Bundeswehr im Sahel: Wahrscheinlich länger, vielleicht auch anders?

Ein bisschen überraschend bat der Korvettenkapitän der Kampfschwimmer die Ministerin nach vorne. Mitten in seinem Lagevortrag auf der Base Aerienne 101, dem Fliegerhorst am Rande von Nigers Hauptstadt Niamey, band er Annegret Kramp-Karrenbauer ein Tourniquet um den Oberarm. Die Aderpresse, erläuterte er nicht ohne Stolz, stamme aus nigrischer Eigenproduktion: Ein Nebenprodukt der Bundeswehr-Bemühungen, dem bitterarmen Sahel-Staat beim Aufbau eigener Spezialkräfte für seine Armee zu helfen.

In der Region Tahoua im Niger, rund 200 Kilometer von Niamey entfernt, bilden Spezialkräfte der Bundeswehr die künftigen Spezialkräfte des Landes aus. Für die Operation Gazelle, so erfuhr Kramp-Karrenbauer bei ihrem Besuch Anfang Oktober, bringen die Deutschen allerdings nicht nur die Ausbilder mit: Aus der so genannten Ertüchtigungsinitiative, einem Haushalt von Auswärtigem Amt und Verteidigungsministerium in Berlin, finanzieren sie auch die Ausstattung der Nigrer, vom Toyota-Geländewagen über die nagelneue Kalaschnikow bis hin eben zum Tourniquet – das dann künftig im Land selbst hergestellt werden soll.

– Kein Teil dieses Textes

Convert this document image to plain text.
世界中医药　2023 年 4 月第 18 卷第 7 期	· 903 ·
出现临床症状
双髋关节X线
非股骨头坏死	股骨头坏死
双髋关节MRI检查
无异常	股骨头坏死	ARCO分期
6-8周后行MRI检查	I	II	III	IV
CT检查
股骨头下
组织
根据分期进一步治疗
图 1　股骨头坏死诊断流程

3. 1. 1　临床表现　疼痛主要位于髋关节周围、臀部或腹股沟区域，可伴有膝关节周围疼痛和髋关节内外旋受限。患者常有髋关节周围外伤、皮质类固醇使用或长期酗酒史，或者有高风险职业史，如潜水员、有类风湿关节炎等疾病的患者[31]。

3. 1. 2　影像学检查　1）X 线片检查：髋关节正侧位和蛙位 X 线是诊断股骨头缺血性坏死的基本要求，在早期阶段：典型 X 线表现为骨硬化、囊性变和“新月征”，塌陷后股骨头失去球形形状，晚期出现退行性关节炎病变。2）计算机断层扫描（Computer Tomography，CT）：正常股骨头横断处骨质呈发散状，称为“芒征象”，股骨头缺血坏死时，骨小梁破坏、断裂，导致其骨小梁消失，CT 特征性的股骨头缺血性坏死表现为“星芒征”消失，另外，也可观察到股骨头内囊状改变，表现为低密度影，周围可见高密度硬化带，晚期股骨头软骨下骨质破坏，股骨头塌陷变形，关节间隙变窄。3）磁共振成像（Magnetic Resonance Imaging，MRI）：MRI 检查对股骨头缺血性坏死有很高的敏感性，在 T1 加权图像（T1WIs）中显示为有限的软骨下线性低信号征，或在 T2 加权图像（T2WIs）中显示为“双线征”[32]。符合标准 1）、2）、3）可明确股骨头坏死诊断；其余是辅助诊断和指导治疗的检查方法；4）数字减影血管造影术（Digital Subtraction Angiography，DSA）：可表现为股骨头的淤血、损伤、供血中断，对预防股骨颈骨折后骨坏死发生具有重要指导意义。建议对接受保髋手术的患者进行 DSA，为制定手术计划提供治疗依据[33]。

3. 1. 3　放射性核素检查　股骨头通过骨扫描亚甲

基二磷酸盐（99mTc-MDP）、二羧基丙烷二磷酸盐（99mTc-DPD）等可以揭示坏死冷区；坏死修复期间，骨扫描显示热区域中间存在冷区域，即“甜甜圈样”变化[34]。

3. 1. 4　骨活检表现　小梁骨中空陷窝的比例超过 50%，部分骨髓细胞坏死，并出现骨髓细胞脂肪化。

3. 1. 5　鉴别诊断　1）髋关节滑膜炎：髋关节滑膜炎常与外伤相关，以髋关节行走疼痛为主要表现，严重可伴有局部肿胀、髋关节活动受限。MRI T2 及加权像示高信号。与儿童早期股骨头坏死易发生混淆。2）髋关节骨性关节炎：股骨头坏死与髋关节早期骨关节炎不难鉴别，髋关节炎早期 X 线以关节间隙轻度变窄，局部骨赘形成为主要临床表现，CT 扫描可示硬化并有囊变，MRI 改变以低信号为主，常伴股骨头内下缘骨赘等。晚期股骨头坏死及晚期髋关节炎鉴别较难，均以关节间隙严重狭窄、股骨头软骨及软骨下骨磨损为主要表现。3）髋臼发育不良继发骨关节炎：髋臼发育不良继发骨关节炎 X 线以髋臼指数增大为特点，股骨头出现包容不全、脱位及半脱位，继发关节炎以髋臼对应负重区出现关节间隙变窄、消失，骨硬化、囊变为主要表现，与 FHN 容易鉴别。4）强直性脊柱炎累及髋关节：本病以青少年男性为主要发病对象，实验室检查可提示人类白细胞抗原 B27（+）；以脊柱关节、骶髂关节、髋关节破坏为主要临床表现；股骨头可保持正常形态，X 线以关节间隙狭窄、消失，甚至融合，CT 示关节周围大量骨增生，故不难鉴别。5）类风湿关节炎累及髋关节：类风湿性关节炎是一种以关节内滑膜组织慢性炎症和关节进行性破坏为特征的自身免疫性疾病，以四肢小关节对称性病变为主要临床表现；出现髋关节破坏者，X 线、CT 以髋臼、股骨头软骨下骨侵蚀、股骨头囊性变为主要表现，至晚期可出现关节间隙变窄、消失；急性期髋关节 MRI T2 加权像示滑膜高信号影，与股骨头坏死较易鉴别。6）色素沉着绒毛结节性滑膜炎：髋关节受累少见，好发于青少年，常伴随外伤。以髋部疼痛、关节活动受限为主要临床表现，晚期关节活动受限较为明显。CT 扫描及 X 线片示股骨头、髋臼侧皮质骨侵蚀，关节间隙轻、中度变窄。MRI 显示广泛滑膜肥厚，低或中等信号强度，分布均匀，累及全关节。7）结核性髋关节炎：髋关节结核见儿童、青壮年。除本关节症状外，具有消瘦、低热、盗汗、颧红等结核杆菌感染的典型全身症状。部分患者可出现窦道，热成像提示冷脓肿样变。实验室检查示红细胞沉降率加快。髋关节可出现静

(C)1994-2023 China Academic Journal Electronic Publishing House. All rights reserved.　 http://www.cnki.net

Es ist nicht die einzige Ausbildungsmission dieser Art. In Tunesien (Fennek) und Jordanien (Arabian Leopard) sind ebenfalls deutsche Soldaten des Kommandos Spezialkräfte des Heeres oder der Kampfschwimmer der Marine in Military Assistance-Missionen unterwegs. Immer unterhalb der Einsatzschwelle, betont das Verteidigungsministerium, das deshalb – im Unterschied zur Opposition – auch nicht die Notwendigkeit sieht, dafür ein Bundestagsmandat zu beantragen.

Schon bei ihrem Besuch in Niger und Mali im Oktober sinnierte die deutsche Verteidigungsministerin, ob solche Missionen nicht auch anders angelegt werden müssten. In ihren öffentlichen Hinweisen in Niamey, in Koulikoro und in Gao in Mali blieb sie dabei allerdings vage – und deutete nur an, dass möglicherweise ein anders Vorgehen nötig sei, um das von Dschihadisten zunehmend unter Druck gesetzte Mali zu stabilisieren. Der konkreten Frage, ob das auch einen Kampfauftrag für deutsche Soldaten bedeuten könnte, wich sie allerdings aus.

Bisher jedenfalls. In einem ausführlichen Interview mit der Süddeutschen Zeitung (Ausgabe vom 7. November; Wortlaut hinter Paywall) forderte Kramp-Karrenbauer jedoch nicht nur, dass Deutschland – wie auch von anderen Politikern ihrer Partei angemahnt – mehr Verantwortung übernehmen und auch bereit sein müsse, die damit verbundenen Kosten zu tragen. Sie kam dabei auch, ohne dass die Interviewer konkret danach gefragt hätten, sehr schnell auf Mali und die umgebenden Länder zu sprechen:

Führen wir uns die Situation in der Sahelzone vor Augen. Da finden wir im Moment eine der größten Drehscheiben für islamistischen Terrorismus vor. … Die Sicherheit in der Sahelzone ist Teil unserer eigenen Sicherheit.

In diesem Kampf gegen den Terrorismus in der Region, warnte Kramp-Karrenbauer, tragen im Moment die Freunde aus Frankreich die Hauptlast. Die Bundeswehr sei zwar bereits durch ihre laufenden Auslandseinsätze sehr belastet, aber wir könnten für zusätzliche Einsätze die entsprechenden Fähigkeiten, das Material und das Personal zur Verfügung stellen, ohne einen anderen Einsatz abbrechen zu müssen.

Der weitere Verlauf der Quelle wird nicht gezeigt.